C’est ce qui s’appelle être une sortie qui tombe à pic, ou à caractère providentiel. En effet, en juin dernier les juges de la Cour suprême, devenus majoritairement républicains sous Trump (alors que dans le film c’est l’inverse, ce qui montre le caractère rétrograde incroyable de tout cela et donne de la force au propos), ont invalidé le droit constitutionnel à l’avortement. Cela a permis à un tiers des États, les plus conservateurs, de supprimer ce droit chèrement acquis il y a un demi-siècle. Et « Call Jane » nous conte l’histoire d’une poignée de femmes à travers un récit qui s’avère donc ô combien nécessaire et en plein dans l’actualité. Ce ne sont pas des femmes qui militent pour l’avortement que l’on voit ici, mais un groupe formé par certaines d’entre elles qui ont décidé de créer un réseau clandestin pour avorter, se mettant donc hors-la-loi et susceptibles de prendre de lourdes peines de prison. Un peu comme on a pu le voir dans la Palme d’or roumaine « 4 mois, 3 semaines et deux jours », dans un mode bien plus austère et glauque.
Le long-métrage inspiré d’un véritable réseau dans le Chicago du début des années 70, n’a certes pas la force de frappe d’un autre film récent sur le sujet, l’immense choc français « L’Évènement » sorti l’an passé. Son pendant américain, moins radical mais se déroulant aussi presque deux décennies plus tard, rentre plus dans les cordes de ces films à thèse classique et académique à l’américaine. Il n’empêche, il est plaisant, réussi et interpelle quand on le met en perspective avec la décision fédérale incroyable et choquante de la Cour en juin dernier. Mais la plupart de ses défauts sont à mettre au crédit d’une première réalisation, encore timide, de la part de Phyllis Nagy, scénariste de l’immense « Carol » de Todd Haynes. Sa mise en scène est plus proche du téléfilm de luxe et manque de panache. Elle doit encore s’affirmer et cela se ressent dans la manière dont elle appréhende de manière très scolaire son sujet.
De plus, « Call Jane » est un peu long à l’allumage.
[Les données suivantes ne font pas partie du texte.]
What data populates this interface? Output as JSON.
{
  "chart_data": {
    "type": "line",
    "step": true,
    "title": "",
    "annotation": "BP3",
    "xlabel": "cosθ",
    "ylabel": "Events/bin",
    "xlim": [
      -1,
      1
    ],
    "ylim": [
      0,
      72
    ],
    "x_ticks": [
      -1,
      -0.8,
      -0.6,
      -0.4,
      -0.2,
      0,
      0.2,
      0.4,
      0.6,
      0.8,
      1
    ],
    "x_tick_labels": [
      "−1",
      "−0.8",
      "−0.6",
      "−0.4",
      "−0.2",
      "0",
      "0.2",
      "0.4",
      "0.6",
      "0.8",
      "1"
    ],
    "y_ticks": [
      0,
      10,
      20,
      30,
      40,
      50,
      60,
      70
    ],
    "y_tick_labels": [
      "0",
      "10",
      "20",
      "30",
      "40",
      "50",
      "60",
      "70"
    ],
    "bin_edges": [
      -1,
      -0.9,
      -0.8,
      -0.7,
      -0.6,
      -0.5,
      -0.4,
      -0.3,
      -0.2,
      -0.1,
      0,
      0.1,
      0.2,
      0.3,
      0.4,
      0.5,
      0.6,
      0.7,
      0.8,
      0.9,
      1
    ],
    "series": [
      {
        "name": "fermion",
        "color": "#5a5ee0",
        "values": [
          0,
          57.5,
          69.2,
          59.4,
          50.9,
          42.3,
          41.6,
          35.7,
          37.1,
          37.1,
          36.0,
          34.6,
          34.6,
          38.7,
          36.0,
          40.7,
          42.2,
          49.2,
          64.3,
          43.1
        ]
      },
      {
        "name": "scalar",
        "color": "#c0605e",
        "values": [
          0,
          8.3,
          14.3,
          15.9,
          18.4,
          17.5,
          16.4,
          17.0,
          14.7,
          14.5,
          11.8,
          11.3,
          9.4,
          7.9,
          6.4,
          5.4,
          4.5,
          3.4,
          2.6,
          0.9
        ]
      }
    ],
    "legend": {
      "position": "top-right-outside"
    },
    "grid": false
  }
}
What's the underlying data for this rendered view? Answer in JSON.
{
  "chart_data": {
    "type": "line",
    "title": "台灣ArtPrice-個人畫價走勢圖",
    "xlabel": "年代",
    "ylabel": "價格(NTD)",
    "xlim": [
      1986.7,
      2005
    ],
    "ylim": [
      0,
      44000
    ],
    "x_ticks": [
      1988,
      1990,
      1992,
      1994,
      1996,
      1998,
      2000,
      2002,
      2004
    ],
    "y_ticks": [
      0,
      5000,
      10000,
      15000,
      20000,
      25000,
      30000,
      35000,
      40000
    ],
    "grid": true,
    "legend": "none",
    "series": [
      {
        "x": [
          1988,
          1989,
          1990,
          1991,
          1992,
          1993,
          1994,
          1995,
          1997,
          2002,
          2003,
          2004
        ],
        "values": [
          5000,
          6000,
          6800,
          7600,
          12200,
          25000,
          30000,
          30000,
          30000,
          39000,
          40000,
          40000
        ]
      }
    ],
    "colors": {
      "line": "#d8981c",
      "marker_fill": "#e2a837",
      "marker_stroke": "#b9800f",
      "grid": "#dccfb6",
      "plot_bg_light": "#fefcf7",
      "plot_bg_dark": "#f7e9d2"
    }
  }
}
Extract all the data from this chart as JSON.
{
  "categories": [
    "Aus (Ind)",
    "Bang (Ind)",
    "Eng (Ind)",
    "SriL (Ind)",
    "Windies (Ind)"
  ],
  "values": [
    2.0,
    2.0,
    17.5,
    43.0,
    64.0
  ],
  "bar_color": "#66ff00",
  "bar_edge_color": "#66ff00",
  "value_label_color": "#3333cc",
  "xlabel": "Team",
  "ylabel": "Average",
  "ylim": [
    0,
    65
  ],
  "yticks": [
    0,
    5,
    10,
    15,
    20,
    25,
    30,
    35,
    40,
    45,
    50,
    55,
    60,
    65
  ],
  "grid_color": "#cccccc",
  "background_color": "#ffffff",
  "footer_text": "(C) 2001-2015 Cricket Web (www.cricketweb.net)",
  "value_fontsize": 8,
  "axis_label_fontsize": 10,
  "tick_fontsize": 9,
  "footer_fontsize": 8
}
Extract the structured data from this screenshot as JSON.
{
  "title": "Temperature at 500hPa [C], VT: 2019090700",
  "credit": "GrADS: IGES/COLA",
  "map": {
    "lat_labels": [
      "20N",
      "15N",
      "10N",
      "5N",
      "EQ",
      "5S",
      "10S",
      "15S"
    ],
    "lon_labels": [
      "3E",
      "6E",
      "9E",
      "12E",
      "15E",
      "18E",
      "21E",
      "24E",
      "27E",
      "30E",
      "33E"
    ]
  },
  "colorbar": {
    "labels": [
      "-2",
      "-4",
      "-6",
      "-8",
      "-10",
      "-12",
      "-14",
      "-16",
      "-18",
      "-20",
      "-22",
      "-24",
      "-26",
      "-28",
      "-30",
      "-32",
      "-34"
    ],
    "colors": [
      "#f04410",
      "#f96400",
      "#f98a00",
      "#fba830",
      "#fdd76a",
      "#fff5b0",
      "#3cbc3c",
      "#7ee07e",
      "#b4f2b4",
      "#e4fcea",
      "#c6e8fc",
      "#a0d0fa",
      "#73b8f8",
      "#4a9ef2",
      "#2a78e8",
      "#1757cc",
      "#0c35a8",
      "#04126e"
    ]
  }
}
La première demi-heure peine à démarrer mais lorsqu’on rentre dans le vif du sujet, on ne quitte plus l’écran et les deux heures passent à une vitesse folle, surtout que quelques notes d’humour bien senties (les scènes avec l’étudiant en médecine qui fait les avortements) et de tendresse (le final est très beau). Elizabeth Banks est excellente dans ce rôle de ménagère qui va se découvrir un don d’altruisme pour la cause et même aller au-delà. Elle amuse, attendrit et son personnage est attachant et pertinent. Dans un second rôle qu’on croirait écrit pour elle, la grande Sigourney Weaver est toujours aussi parfaite (et incroyablement jeune du haut de ses presque 75 ans!). Voilà donc une œuvre qui n’a rien de transcendant mais au propos ô combien important au vu des récents événements récents au pays de l’Oncle Sam. Tout cela manque un peu de cinéma sur la forme mais en ce qui concerne l’histoire de ces femmes, c’est passionnant et instructif tout en étant profondément militant.